Il évoque aussi des facteurs économiques et sociaux : le chômage, les inégalités sociales, la corruption des élites. Mais pour ce psychiatre qui est aussi anthropologue, c'est le monde dans son ensemble qui devient de plus en plus dur, matérialiste et hostile. Il y a un véritable désenchantement propice à l'accroissement du nombre de suicides ou de tentatives. «Certains pays sont plus caricaturaux de dureté que d'autres», ajoute-t-il. «C'est vraiment un “J'accuse”, un acte de protestation publique», explique le psychiatre. «C'est la façon la plus patente de protester quand on ne peut ni parler ni être entendu.

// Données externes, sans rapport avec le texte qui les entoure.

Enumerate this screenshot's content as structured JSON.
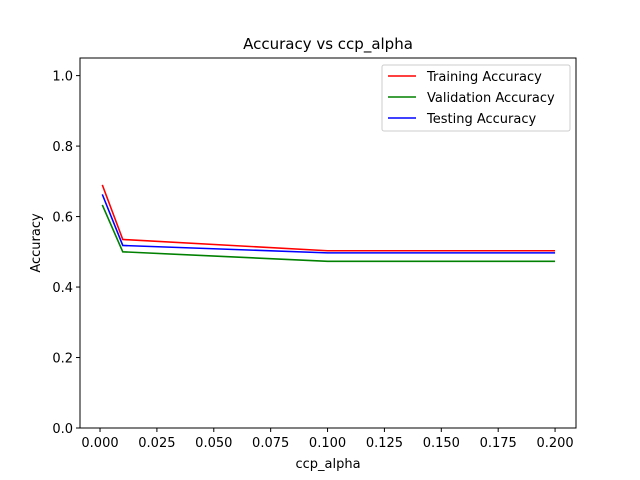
{
  "chart_data": {
    "type": "line",
    "title": "Accuracy vs ccp_alpha",
    "xlabel": "ccp_alpha",
    "ylabel": "Accuracy",
    "xlim": [
      -0.0088,
      0.2092
    ],
    "ylim": [
      0.0,
      1.05
    ],
    "xticks": [
      0.0,
      0.025,
      0.05,
      0.075,
      0.1,
      0.125,
      0.15,
      0.175,
      0.2
    ],
    "xtick_labels": [
      "0.000",
      "0.025",
      "0.050",
      "0.075",
      "0.100",
      "0.125",
      "0.150",
      "0.175",
      "0.200"
    ],
    "yticks": [
      0.0,
      0.2,
      0.4,
      0.6,
      0.8,
      1.0
    ],
    "ytick_labels": [
      "0.0",
      "0.2",
      "0.4",
      "0.6",
      "0.8",
      "1.0"
    ],
    "x": [
      0.001,
      0.01,
      0.1,
      0.2
    ],
    "series": [
      {
        "name": "Training Accuracy",
        "color": "#ff0000",
        "values": [
          0.69,
          0.535,
          0.503,
          0.503
        ]
      },
      {
        "name": "Validation Accuracy",
        "color": "#008000",
        "values": [
          0.633,
          0.5,
          0.473,
          0.473
        ]
      },
      {
        "name": "Testing Accuracy",
        "color": "#0000ff",
        "values": [
          0.663,
          0.518,
          0.497,
          0.497
        ]
      }
    ],
    "grid": false,
    "legend_position": "top-right"
  }
}
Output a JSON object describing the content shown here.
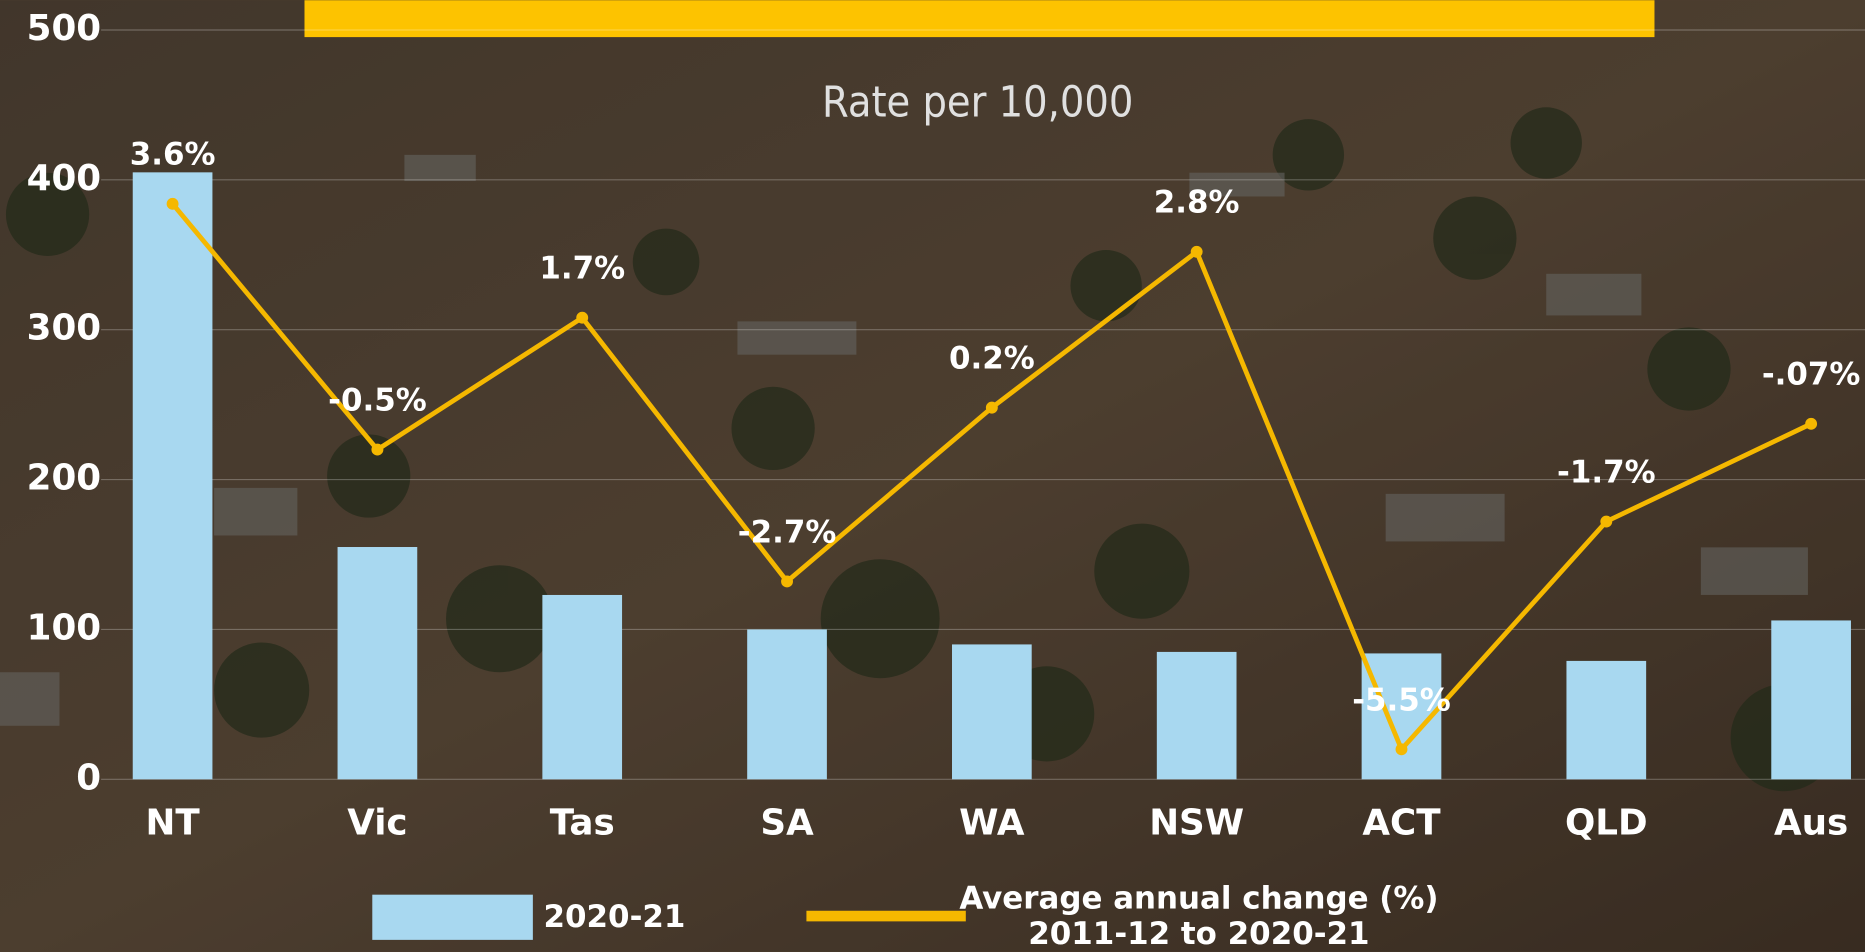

C'est le cri des opprimés de toute nature». Et ce dernier geste ne peut être ni caché ni oublié. Pour le psychiatre, parler de troubles mentaux est l'ultime tentative des autorités de cacher la réalité. «Ces actes sont très porteurs de sens. C'est trop facile de dire que ce sont des fous. C'est une manière de cacher le message, de le discréditer, pour faire taire ce cri.»